13. Cette précision supplémentaire en ce qui concerne l'échelle et l'intensité étant faite, il est incontestable que l'Afrique subsaharienne a fait de nombreuses expériences de l'aquaculture commerciale au cours des trois dernières décennies. Les projets ont porté sur toute la gamme des systèmes de production: couloirs bétonnés (Kenya, Nigeria, République du Congo, Zimbabwe, Bénin, Burkina Faso, Afrique du Sud), élevage en cages (Gabon, Côte d'Ivoire, Niger, Zimbabwe), élevage en enclos (Côte d'Ivoire, Nigeria), mariculture (Gambie, Guinée, Kenya, Tanzanie, Afrique du Sud, Namibie, Mozambique, Nigeria, Madagascar) et élevage en étangs aménagés à même la terre (Nigeria, Côte d'Ivoire, Zambie, République démocratique du Congo, Rwanda, Malawi).

14. Or la plupart de ces entreprises se sont révélées non durables, souvent en raison de leur non-viabilité financière (l'encadré II illustre un scénario fréquent en aquaculture commerciale). Dans la gamme étendue des tentatives de pisciculture commerciale, les entreprises qui ont survécu et qui semblent avoir atteint un niveau correct de rentabilité sont notamment celles qui pratiquent l'élevage en enclos de Crysichthys en Côte d'Ivoire; l'élevage en étangs et en couloirs de Clarias et de Heterobranchus au Nigeria; l'élevage en étangs et en couloirs de tilapia (Oreochromis) au Nigeria, au Malawi, en Zambie et au Zimbabwe; l'élevage en enclos de tilapia au Zimbabwe; la culture de mollusques et d'algues en Namibie, en Afrique du Sud et en Tanzanie; l'élevage de truites en couloirs au Kenya, au Zimbabwe, au Malawi et en Afrique du Sud; et l'élevage de crevettes à Madagascar et au Mozambique.

15. Plusieurs des activités d'aquaculture commerciale d'aujourd'hui sont en équilibre instable entre le succès et l'échec, fonctionnant sur des marchés volatils où les prix du poisson et des aliments pour poisson accusent des fluctuations brutales. Plusieurs des activités citées ci-dessus n'ont toujours pas fait la preuve de leur durabilité à long terme, les infrastructures n'étant pas encore amorties.
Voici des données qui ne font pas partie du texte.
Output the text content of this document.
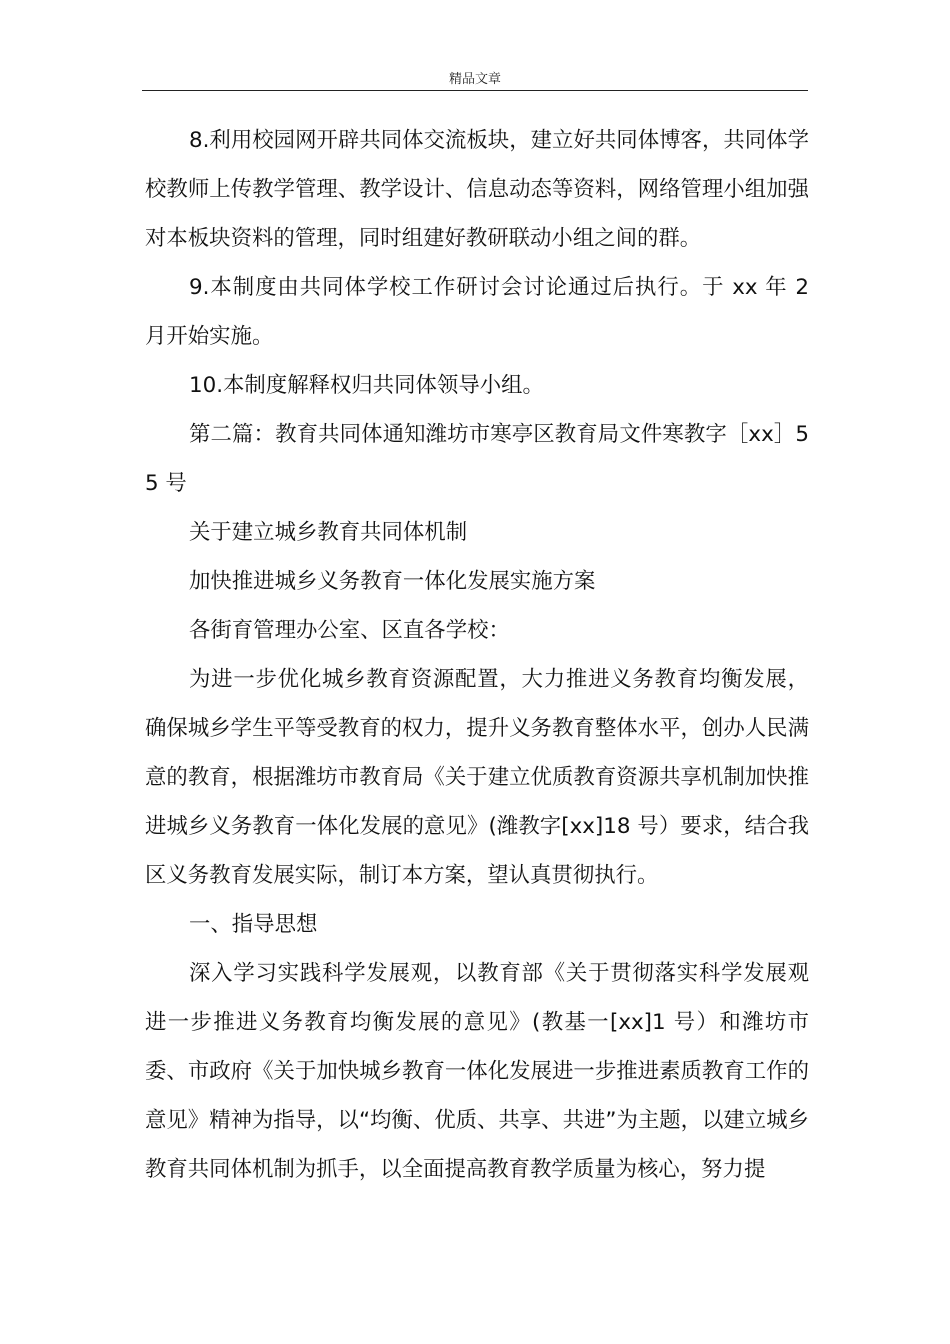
精品文章

8.利用校园网开辟共同体交流板块，建立好共同体博客，共同体学校教师上传教学管理、教学设计、信息动态等资料，网络管理小组加强对本板块资料的管理，同时组建好教研联动小组之间的群。

9.本制度由共同体学校工作研讨会讨论通过后执行。于 xx 年 2 月开始实施。

10.本制度解释权归共同体领导小组。

第二篇：教育共同体通知潍坊市寒亭区教育局文件寒教字［xx］55 号

关于建立城乡教育共同体机制

加快推进城乡义务教育一体化发展实施方案

各街育管理办公室、区直各学校：

为进一步优化城乡教育资源配置，大力推进义务教育均衡发展，确保城乡学生平等受教育的权力，提升义务教育整体水平，创办人民满意的教育，根据潍坊市教育局《关于建立优质教育资源共享机制加快推进城乡义务教育一体化发展的意见》(潍教字[xx]18 号）要求，结合我区义务教育发展实际，制订本方案，望认真贯彻执行。

一、指导思想

深入学习实践科学发展观，以教育部《关于贯彻落实科学发展观进一步推进义务教育均衡发展的意见》(教基一[xx]1 号）和潍坊市委、市政府《关于加快城乡教育一体化发展进一步推进素质教育工作的意见》精神为指导，以“均衡、优质、共享、共进”为主题，以建立城乡教育共同体机制为抓手，以全面提高教育教学质量为核心，努力提
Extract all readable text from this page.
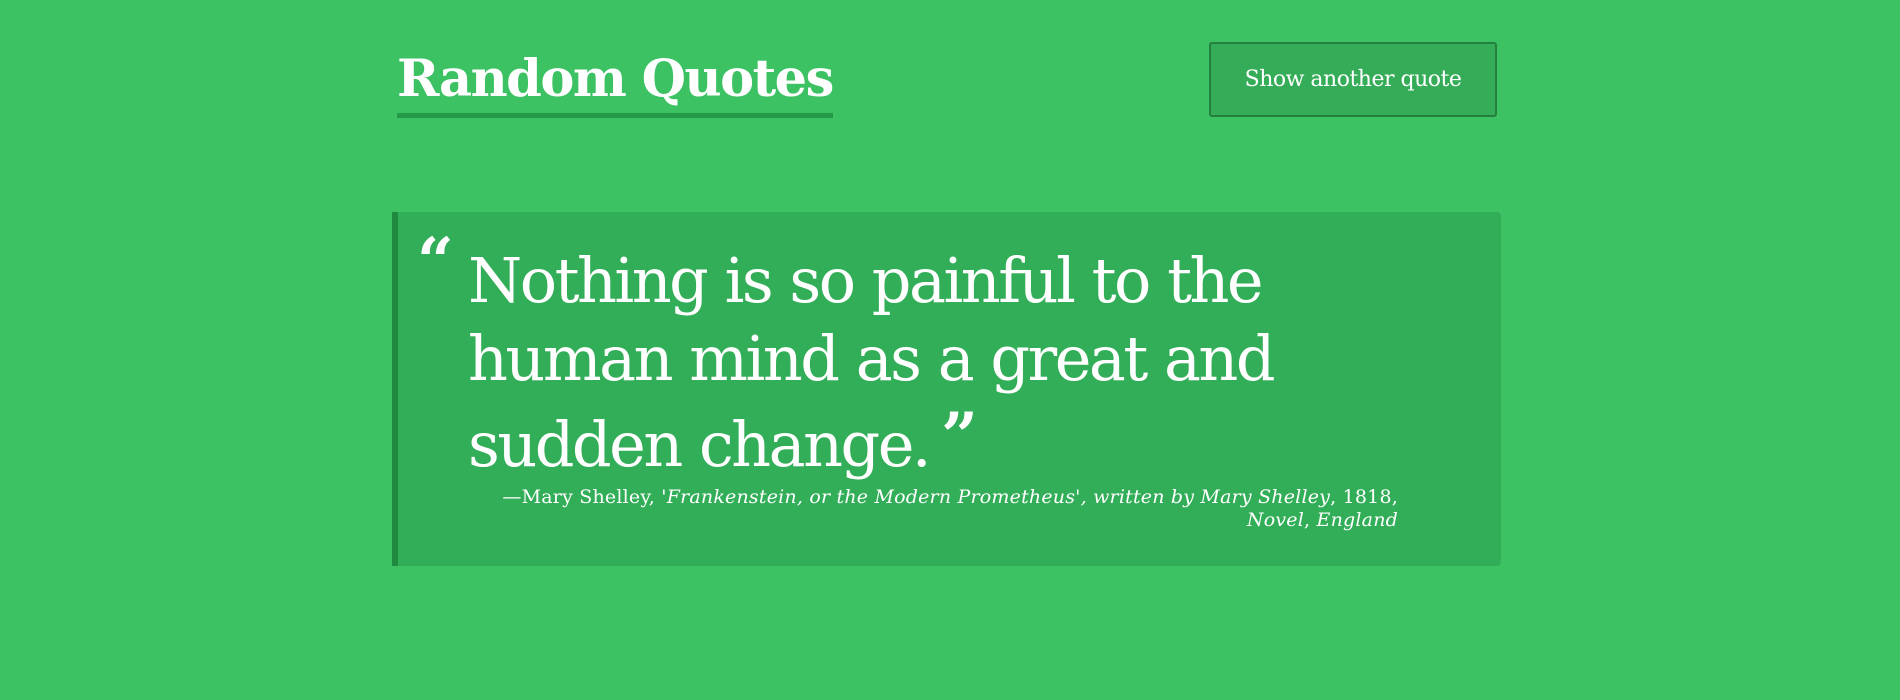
Random Quotes	Show another quote
“ Nothing is so painful to the human mind as a great and sudden change. ”

—Mary Shelley, 'Frankenstein, or the Modern Prometheus', written by Mary Shelley, 1818, Novel, England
16. Bien souvent ces entreprises visent un marché ciblé qui évolue avec le temps. C'est ce que montre bien la déconvenue qu'est l'activité autrefois florissante d'élevage de Clarias en Afrique du Sud; d'autres établissements aquacoles produisant des articles de luxe ou de spécialité sont également exposés aux caprices des consommateurs et aux changements des procédures commerciales (par exemple évolution de la réglementation des importations et des exportations, etc.). Le secteur est par ailleurs étroitement surveillé en raison de son impact potentiel sur l'environnement, ce sujet étant d'autant plus sensible que l'on a vu les effets inattendus que pouvait produire l'aquaculture commerciale dans d'autres régions.
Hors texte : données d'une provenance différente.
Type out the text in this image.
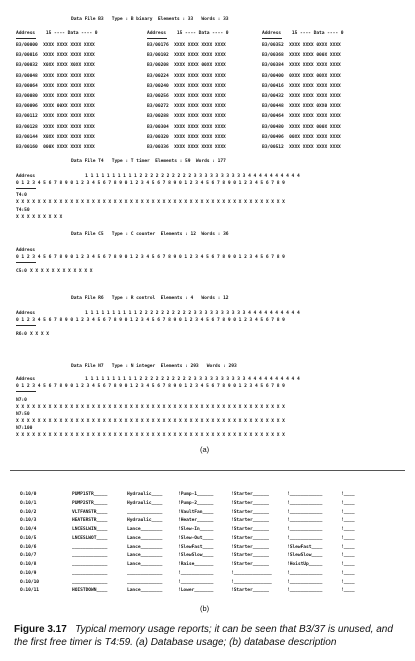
Data File B3   Type : B binary  Elements : 33   Words : 33
Address    15 ---- Data ---- 0	Address    15 ---- Data ---- 0	Address    15 ---- Data ---- 0
B3/00000  XXXX XXXX XXXX XXXX	B3/00176  XXXX XXXX XXXX XXXX	B3/00352  XXXX XXXX 0XXX XXXX
B3/00016  XXXX XXXX XXXX XXXX	B3/00192  XXXX XXXX XXXX XXXX	B3/00368  XXXX XXXX 000X XXXX
B3/00032  X0XX XXXX X0XX XXXX	B3/00208  XXXX XXXX 00XX XXXX	B3/00384  XXXX XXXX XXXX XXXX
B3/00048  XXXX XXXX XXXX XXXX	B3/00224  XXXX XXXX XXXX XXXX	B3/00400  0XXX XXXX 00XX XXXX
B3/00064  XXXX XXXX XXXX XXXX	B3/00240  XXXX XXXX XXXX XXXX	B3/00416  XXXX XXXX XXXX XXXX
B3/00080  XXXX XXXX XXXX XXXX	B3/00256  XXXX XXXX XXXX XXXX	B3/00432  XXXX XXXX XXXX XXXX
B3/00096  XXXX 00XX XXXX XXXX	B3/00272  XXXX XXXX XXXX XXXX	B3/00448  XXXX XXXX 0XX0 XXXX
B3/00112  XXXX XXXX XXXX XXXX	B3/00288  XXXX XXXX XXXX XXXX	B3/00464  XXXX XXXX XXXX XXXX
B3/00128  XXXX XXXX XXXX XXXX	B3/00304  XXXX XXXX XXXX XXXX	B3/00480  XXXX XXXX 000X XXXX
B3/00144  X0XX XXXX XXXX XXXX	B3/00320  XXXX XXXX XXXX XXXX	B3/00496  00XX XXXX XXXX XXXX
B3/00160  000X XXXX XXXX XXXX	B3/00336  XXXX XXXX XXXX XXXX	B3/00512  XXXX XXXX XXXX XXXX
Data File T4   Type : T timer  Elements : 59  Words : 177
Address	1 1 1 1 1 1 1 1 1 1 2 2 2 2 2 2 2 2 2 2 3 3 3 3 3 3 3 3 3 3 4 4 4 4 4 4 4 4 4 4
0 1 2 3 4 5 6 7 8 9 0 1 2 3 4 5 6 7 8 9 0 1 2 3 4 5 6 7 8 9 0 1 2 3 4 5 6 7 8 9 0 1 2 3 4 5 6 7 8 9
T4:0
X X X X X X X X X X X X X X X X X X X X X X X X X X X X X X X X X X X X X X X X X X X X X X X X X X
T4:50
X X X X X X X X X
Data File C5   Type : C counter  Elements : 12  Words : 36
Address
0 1 2 3 4 5 6 7 8 9 0 1 2 3 4 5 6 7 8 9 0 1 2 3 4 5 6 7 8 9 0 1 2 3 4 5 6 7 8 9 0 1 2 3 4 5 6 7 8 9
C5:0 X X X X X X X X X X X X
Data File R6   Type : R control  Elements : 4   Words : 12
Address	1 1 1 1 1 1 1 1 1 1 2 2 2 2 2 2 2 2 2 2 3 3 3 3 3 3 3 3 3 3 4 4 4 4 4 4 4 4 4 4
0 1 2 3 4 5 6 7 8 9 0 1 2 3 4 5 6 7 8 9 0 1 2 3 4 5 6 7 8 9 0 1 2 3 4 5 6 7 8 9 0 1 2 3 4 5 6 7 8 9
R6:0 X X X X
Data File N7   Type : N integer  Elements : 293   Words : 293
Address	1 1 1 1 1 1 1 1 1 1 2 2 2 2 2 2 2 2 2 2 3 3 3 3 3 3 3 3 3 3 4 4 4 4 4 4 4 4 4 4
0 1 2 3 4 5 6 7 8 9 0 1 2 3 4 5 6 7 8 9 0 1 2 3 4 5 6 7 8 9 0 1 2 3 4 5 6 7 8 9 0 1 2 3 4 5 6 7 8 9
N7:0
X X X X X X X X X X X X X X X X X X X X X X X X X X X X X X X X X X X X X X X X X X X X X X X X X X
N7:50
X X X X X X X X X X X X X X X X X X X X X X X X X X X X X X X X X X X X X X X X X X X X X X X X X X
N7:100
X X X X X X X X X X X X X X X X X X X X X X X X X X X X X X X X X X X X X X X X X X X X X X X X X X
(a)
O:10/0	PUMP1STR_____	Hydraulic____	!Pump-1______	!Starter______	!____________	!____
O:10/1	PUMP2STR_____	Hydraulic____	!Pump-2______	!Starter______	!____________	!____
O:10/2	VLTFANSTR____	_____________	!VaultFan____	!Starter______	!____________	!____
O:10/3	HEATERSTR____	Hydraulic____	!Heater______	!Starter______	!____________	!____
O:10/4	LNCESLWIN____	Lance________	!Slew-In_____	!Starter______	!____________	!____
O:10/5	LNCESLWOT____	Lance________	!Slew-Out____	!Starter______	!____________	!____
O:10/6	_____________	Lance________	!SlewFast____	!Starter______	!SlewFast____	!____
O:10/7	_____________	Lance________	!SlewSlow____	!Starter______	!SlewSlow____	!____
O:10/8	_____________	Lance________	!Raise_______	!Starter______	!HoistUp_____	!____
O:10/9	_____________	_____________	!____________	!______________	!____________	!____
O:10/10	_____________	_____________	!____________	!______________	!____________	!____
O:10/11	HOISTDOWN____	Lance________	!Lower_______	!Starter______	!____________	!____
(b)
Figure 3.17 Typical memory usage reports; it can be seen that B3/37 is unused, and the first free timer is T4:59. (a) Database usage; (b) database description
ENCADRÉ I. EXAMEN RÉGIONAL DE L'AQUACULTURE EN AFRIQUE

L'examen régional de l'aquaculture en Afrique a été organisé dans l'intention de faire le point de 30 années d'efforts de développement de l'aquaculture dans la région, d'identifier les éléments qui étaient durables et ceux qui ne l'étaient pas, d'en tirer des enseignements, de passer en revue la situation actuelle, d'identifier les tendances et de tracer les grandes lignes d'une stratégie de développement futur. Les grands axes de cette stratégie sont les suivants:

1) définir les politiques nationales de développement et un programme de développement de l'aquaculture en consultation avec les parties prenantes;

2) réduire la part des infrastructure coûteuses et non durables d'aquaculture, notamment en opérant une réduction d'au moins 50 pour cent des stations piscicoles étatiques dans un délai de cinq ans;

3) favoriser et faciliter la production l'aliments et d'alevins dans le secteur privé;

4) favoriser le crédit à l'intention des moyens et des grands producteurs;

5) remettre à jour la vulgarisation dans le secteur de l'aquaculture, en mettant en place une structure flexible et efficace capable de répondre aux besoins des producteurs;

6) plaider pour les technologies existantes faciles à pratiquer qui utilisent des espèces d'élevage aisément disponibles et des matériaux locaux;

7) favoriser la collaboration, la coordination et l'échange d'informations entre les institutions et les agences nationales et régionales d'aquaculture; enfin

8) faciliter la constitution d'associations de pisciculteurs.

17. Malgré tous les obstacles, effectifs ou redoutés, à la création d'entreprises d'aquaculture commerciale viables et durables, l'intérêt manifesté dans la région reste grand, et les entrepreneurs évaluent les manières d'entrer en production. Quand les conditions préalables d'environnement physique et de climat politique et économique appropriés sont réunies, y compris quand les études de marché pour les espèces à élever donnent des résultats positifs, le plus souvent les deux principales contraintes récurrentes à la création d'entreprises aquacoles commerciales viables sont l'accès au capital et aux produits d'alimentation, dans les quantités et de la qualité voulues.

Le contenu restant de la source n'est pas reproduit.